Pond liners and underlayment keep water from seeping into the soil. Even in heavy clay soils, a liner is necessary. You can buy rigid hard plastic pond liners in a variety of shapes. These are durable and may include built-in waterfalls. If you want a larger pond or would like to design your own shape, consider using a polyvinyl chloride (PVC) or rubber liner which can be bought in varying sizes and cut to fit your unique needs. Some plastics may also be toxic to fish so make sure that if you plan to add fish that your liner is safe for aquatic life. Liners also come in different thicknesses. A thicker liner tends to be more resistant to punctures. While expensive and requiring more expertise to install, cement is also an option as a pond liner.

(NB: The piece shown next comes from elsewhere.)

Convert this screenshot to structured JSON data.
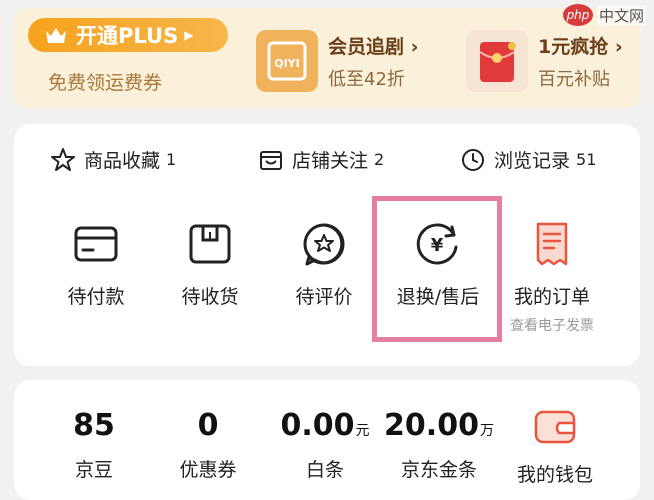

Pond pumps are capable of creating fountains, waterfalls or a combination of both. Select the right combination of pump and fountain head for best performance. These pond pumps are also used for water circulation. A pump should be selected based on the water capacity in gallons of your pond. The pump flow rate should be large enough to recirculate the pond water at least once every two hours. For example, a 250 gallon pond would require a minimum rated pump of 125 gallons per hour. Keep in mind water filtration and if the pump you are buying filters the water, this can be especially important if fish are in the pond.

Pond accessories offer a multitude of ways to customize ponds and add that special touch. Everything from pond décor, lighting, nozzles and chemicals are available.